Oh Oprah, stop being so hard on yourself! Don’t beat yourself up for not being a waif. Waifdom is highly overrated–and not very healthy either.

According to her own words published in the January issue of O Magazine, Oprah Winfrey has ballooned up to 200 pounds. The 54-year-old television talk show personality says that she is “embarrassed” that she has “fallen off the wagon” of healthy living, and that a thyroid condition has led her to develop a “fear of working out”. She states she has put on 40 lbs. since being 160 in 2006, and that she is “mad” at herself for allowing this to happen. She says, “I look at my thinner self and think, `How did I let this happen again?'”

Chill out, Oprah! Yours is not a problem of the rind, but a problem of the mind. It’s not what you can and cannot do, it’s your self-perception that’s the problem. First, you are not of a thin body type. Body types are usually ectomorphic, mesomorphic, and endomorphic. Oprah, I think you are a endomorph. Endomorphs tend to be stocky with wider hips and a tendency to put on weight. These are the people who no matter what they try never get skinny. Notice I say, “never get skinny”, not “never lose weight,” because endomorphs can lose weight. But if these people succumb to the illusion that “thin is in,” then they are setting themselves up for a massive let down. That’s because endomorhs ain’t ever going to be thin–not for long, anyway.
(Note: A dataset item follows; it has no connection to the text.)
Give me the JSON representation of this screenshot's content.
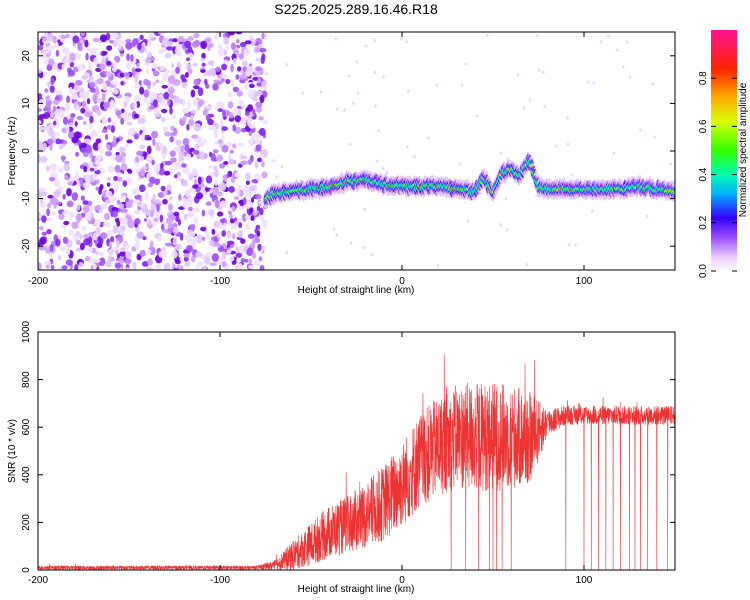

Second, Oprah, the weight you’ve actually lost has been done by faulty, and dangerous, methods. In 1988 you lost 67 lbs on a liquid protein diet. Special and crash diets don’t work, babe. Sorry. Eating well and working out is the only thing that works. But I feel grateful that the world has you, especially since your weight-battle is on display for everyone to see. You see, this should help many, many people–especially readers of this blog–because you are living proof of what I’m trying to push here, and in my book, The Six Keys To Optimal Health: Accept who you are with regard to your body type, eat well and exercise regularly. You’ll have no alternative but to approach the healthiest and most attractive shape and size for your body type. Swear.

Your weight has also yo-yoed over the years. Not healthy, babe. It’s much better to lose weight slowly and steadily than too quickly. One pound per week (on average) is healthy–nothing more. Then you did the Marine Corp marathon in ’94, and hired super-trainer Bob Greene to help you lose weight (hate to be him right now–even with the Oprah-effect in play). Good thing you didn’t jump on your old pal Dr. Phil’s weight loss program too. You’d probably be suing him as a result.

But never fear, Oprah, my dear–you look great livin’ large. Who the heck are you trying to impress, anyway? You haven’t lost any viewers because of your weight. I think you’re attractive, and I’m sure I’m not alone in that feeling. You are supposed to be above the cultural pressures that our teens, young women, and mature women all seem to be victims of these days; the one that says beauty is in thinness; I mean, you’re Oprah, dammit. Why would you be under that pressure. I’d think you’d be better leading our women out of that self-esteem quagmire than being a part of it.

Finally, you can still be as healthy as you can be, no matter what your weight, Oprah. Eat well, exercise, practice discipline, The Six Keys To Optimal Health, and don’t obsess about obesity. I feel that the obesity crucifixion is a lot more media and medical hype than anything else. It’s the new smoking, you know? True, taking a little off ain’t gonna hurt–it’ll help. But better to be fat and happy than thin and miserable, I always say. And I mean it.